The team will interrogate Headley, who is in a Chicago jail, next week.
The team is going to the US following a US justice department communication, which also said that all concerned officials and the lawyers of Headley would be available to help them access the Pakistani-American national for interrogation.
Without committing whether New Delhi would get such access, a US official said the US is cooperating with India “very closely on this critical and very complex issue”.
“Let me just say on that that we are very pleased that the United States and India have been able to cooperate very closely on this critical and very complex issue,” the assistant secretary of state, Mr Robert O. Blake told reporters on Friday when asked about “one of the sticking points of India-US relations”.

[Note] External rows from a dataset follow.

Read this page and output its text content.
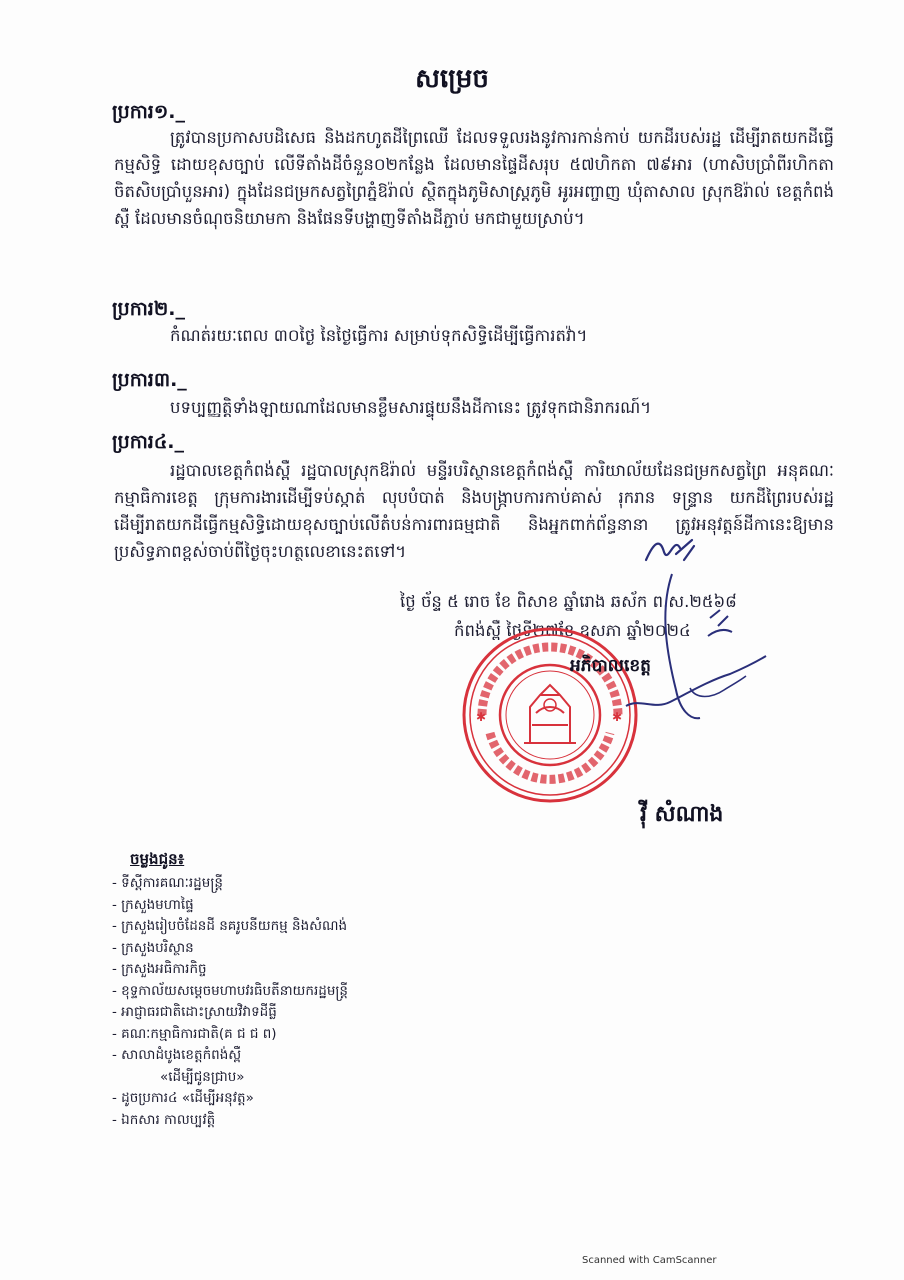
សម្រេច
ប្រការ១._
ត្រូវបានប្រកាសបដិសេធ និងដកហូតដីព្រៃឈើ ដែលទទួលរងនូវការកាន់កាប់ យកដីរបស់រដ្ឋ ដើម្បីរាតយកដីធ្វើកម្មសិទ្ធិ ដោយខុសច្បាប់ លើទីតាំងដីចំនួន០២កន្លែង ដែលមានផ្ទៃដីសរុប ៥៧ហិកតា ៧៩អារ (ហាសិបប្រាំពីរហិកតាចិតសិបប្រាំបួនអារ) ក្នុងដែនជម្រកសត្វព្រៃភ្នំឱរ៉ាល់ ស្ថិតក្នុងភូមិសាស្ត្រភូមិ អូរអញ្ចាញ ឃុំតាសាល ស្រុកឱរ៉ាល់ ខេត្តកំពង់ស្ពឺ ដែលមានចំណុចនិយាមកា និងផែនទីបង្ហាញទីតាំងដីភ្ជាប់ មកជាមួយស្រាប់។
ប្រការ២._
កំណត់រយៈពេល ៣០ថ្ងៃ នៃថ្ងៃធ្វើការ សម្រាប់ទុកសិទ្ធិដើម្បីធ្វើការតវ៉ា។
ប្រការ៣._
បទប្បញ្ញត្តិទាំងឡាយណាដែលមានខ្លឹមសារផ្ទុយនឹងដីកានេះ ត្រូវទុកជានិរាករណ៍។
ប្រការ៤._
រដ្ឋបាលខេត្តកំពង់ស្ពឺ រដ្ឋបាលស្រុកឱរ៉ាល់ មន្ទីរបរិស្ថានខេត្តកំពង់ស្ពឺ ការិយាល័យដែនជម្រកសត្វព្រៃ អនុគណៈកម្មាធិការខេត្ត ក្រុមការងារដើម្បីទប់ស្កាត់ លុបបំបាត់ និងបង្ក្រាបការកាប់គាស់ រុករាន ទន្ទ្រាន យកដីព្រៃរបស់រដ្ឋ ដើម្បីរាតយកដីធ្វើកម្មសិទ្ធិដោយខុសច្បាប់លើតំបន់ការពារធម្មជាតិ និងអ្នកពាក់ព័ន្ធនានា ត្រូវអនុវត្តន៍ដីកានេះឱ្យមានប្រសិទ្ធភាពខ្ពស់ចាប់ពីថ្ងៃចុះហត្ថលេខានេះតទៅ។
ថ្ងៃ ច័ន្ទ ៥ រោច ខែ ពិសាខ ឆ្នាំរោង ឆស័ក ព.ស.២៥៦៨
កំពង់ស្ពឺ ថ្ងៃទី២៧ខែ ឧសភា ឆ្នាំ២០២៤
✱	✱
អភិបាលខេត្ត
វ៉ី សំណាង
ចម្លងជូន៖
- ទីស្តីការគណៈរដ្ឋមន្ត្រី
- ក្រសួងមហាផ្ទៃ
- ក្រសួងរៀបចំដែនដី នគរូបនីយកម្ម និងសំណង់
- ក្រសួងបរិស្ថាន
- ក្រសួងអធិការកិច្ច
- ខុទ្ទកាល័យសម្តេចមហាបវរធិបតីនាយករដ្ឋមន្ត្រី
- អាជ្ញាធរជាតិដោះស្រាយវិវាទដីធ្លី
- គណៈកម្មាធិការជាតិ(គ ជ ជ ព)
- សាលាដំបូងខេត្តកំពង់ស្ពឺ
«ដើម្បីជូនជ្រាប»
- ដូចប្រការ៤ «ដើម្បីអនុវត្ត»
- ឯកសារ កាលប្បវត្តិ
Scanned with CamScanner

“And we continue to work very hard with our Indian counterparts to move forward on that. But I don’t have anything more to say. I’d just refer you to the department of justice for further comment,” he said.
Asked if he couldn’t say in so many whether US was going to give access to India, Mr Blake said: “I’m not in a position to.”
“I don’t think it’s a sticking point. I think that we’ve got - again, we’ve got a good dialogue and I think we’ll work out a way forward,” he added when asked if this was a sticking point ahead of the inaugural US-India strategic dialogue here next week.
However, an Indian diplomat insisted that India would get access to Headley soon as promised by the President, Mr Barack Obama during his meeting with the Prime Minister, Dr Manmohan Singh here last month.